我无法使用Xpath提取节点文本

时间:2018-06-08 13:47:01

标签: xpath azure-data-lake u-sql

我有一个像这样的XML文件(test.xml):

<?xml version="1.0" encoding="ISO-8859-1"?>
<s2xResponse>
  <s2xData>
    <Name>This is the name</Name>
    <InfocomData>
      <DateOfUpdate day="07" month="02" year="2018">20180207</DateOfUpdate>
      <CompanyName>MY COMPANY</CompanyName>
      <TaxCode FlagCheck="0">XXXYYYWWWZZZ</TaxCode>
    </InfocomData>
    <AssessmentSummary>
      <Rating Code="2">Rating Description for Code 2</Rating>
    </AssessmentSummary>
    <AssessmentData>
      <SectorialDistribution>
        <CompaniesNumber>11650</CompaniesNumber>
        <ScoreDistribution />
        <CervedScoreDistribution>
          <DistributionData>
            <Rating Code="1">SICUREZZA</Rating>
            <Percentage>1.91</Percentage>
          </DistributionData>
          <DistributionData>
            <Rating Code="2">SOLVIBILITA' ELEVATA</Rating>
            <Percentage>35.56</Percentage>
          </DistributionData>
        </CervedScoreDistribution>
      </SectorialDistribution>
    </AssessmentData>
  </s2xData>
</s2xResponse>

我试图获得&#34;姓名&#34;节点文本(&#34;这是名称&#34;),使用XmlExtractor的U-SQL脚本。

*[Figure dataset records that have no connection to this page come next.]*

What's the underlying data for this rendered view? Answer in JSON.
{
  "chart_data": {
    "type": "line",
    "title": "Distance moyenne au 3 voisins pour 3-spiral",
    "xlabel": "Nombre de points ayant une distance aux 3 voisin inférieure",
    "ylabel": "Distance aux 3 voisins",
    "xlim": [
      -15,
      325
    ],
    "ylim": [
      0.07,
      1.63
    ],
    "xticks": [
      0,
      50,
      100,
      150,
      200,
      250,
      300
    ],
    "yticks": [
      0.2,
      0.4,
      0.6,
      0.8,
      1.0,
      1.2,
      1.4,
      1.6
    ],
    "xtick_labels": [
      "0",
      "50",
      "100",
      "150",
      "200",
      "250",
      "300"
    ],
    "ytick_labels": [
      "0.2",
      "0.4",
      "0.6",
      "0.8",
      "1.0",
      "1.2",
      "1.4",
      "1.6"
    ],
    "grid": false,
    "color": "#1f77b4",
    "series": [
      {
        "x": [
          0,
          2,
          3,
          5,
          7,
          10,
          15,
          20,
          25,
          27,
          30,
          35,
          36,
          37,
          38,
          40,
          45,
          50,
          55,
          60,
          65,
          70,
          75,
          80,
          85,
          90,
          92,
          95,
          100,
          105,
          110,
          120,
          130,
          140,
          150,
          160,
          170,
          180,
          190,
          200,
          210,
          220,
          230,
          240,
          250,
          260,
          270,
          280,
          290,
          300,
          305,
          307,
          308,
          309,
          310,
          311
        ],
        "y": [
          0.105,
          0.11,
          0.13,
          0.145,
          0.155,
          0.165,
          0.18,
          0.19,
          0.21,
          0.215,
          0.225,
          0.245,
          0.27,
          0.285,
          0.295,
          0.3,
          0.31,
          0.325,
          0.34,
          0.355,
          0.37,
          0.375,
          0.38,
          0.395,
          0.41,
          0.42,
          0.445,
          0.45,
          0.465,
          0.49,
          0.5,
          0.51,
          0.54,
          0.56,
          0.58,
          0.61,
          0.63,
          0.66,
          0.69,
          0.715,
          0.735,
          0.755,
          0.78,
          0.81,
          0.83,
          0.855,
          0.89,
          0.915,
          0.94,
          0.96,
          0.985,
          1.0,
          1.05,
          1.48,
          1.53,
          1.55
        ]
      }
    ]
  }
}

以下是我使用的代码:

USE TestXML; // It contains the registered assembly

REFERENCE ASSEMBLY [Microsoft.Analytics.Samples.Formats];

@xml = EXTRACT xml_text string
       FROM "textxpath/test.xml"
       USING Extractors.Text(rowDelimiter: "^", quoting: false);

@xml_cleaned =
    SELECT
        xml_text.Replace("\r\n", "").Replace("\t", "    ") AS xml_text
    FROM @xml;

@values =
    SELECT Microsoft.Analytics.Samples.Formats.Xml.XPath.Evaluate(xml_text, "s2xResponse/s2xData/Name")[1] AS value
    FROM @xml_cleaned;


OUTPUT @values TO @"outputs/test_xpath.txt" USING Outputters.Text(quoting: false);

但是我收到了这个运行时错误:

  

执行失败,出现错误&#39; 1_SV1_Extract错误:   &#39; {&#34; diagnosticCode&#34;:195887116&#34;严重性&#34;:&#34;错误&#34;&#34;组分&#34;:&#34; RUNTIME&#34 ;,&#34;源&#34;:&#34;用户&#34;&#34; ErrorID中&#34;:&#34; E_RUNTIME_USER_EXPRESSIONEVALUATION&#34;&#34;消息&#34;:&#34 ;错误   在评估表达时   Microsoft.Analytics.Samples.Formats.Xml.XPath.Evaluate(xml_text.Replace(\&#34; \ r \ n \&#34 ;,   \&#34; \&#34;)。替换(\&#34; \ t \&#34;,\&#34; \&#34;),   \&#34; s2xResponse / s2xData / Name \&#34;)[1]&#34;,&#34; description&#34;:&#34;内部异常来自   用户表达式:索引超出范围。必须是非负的和更少的   而不是集合的大小。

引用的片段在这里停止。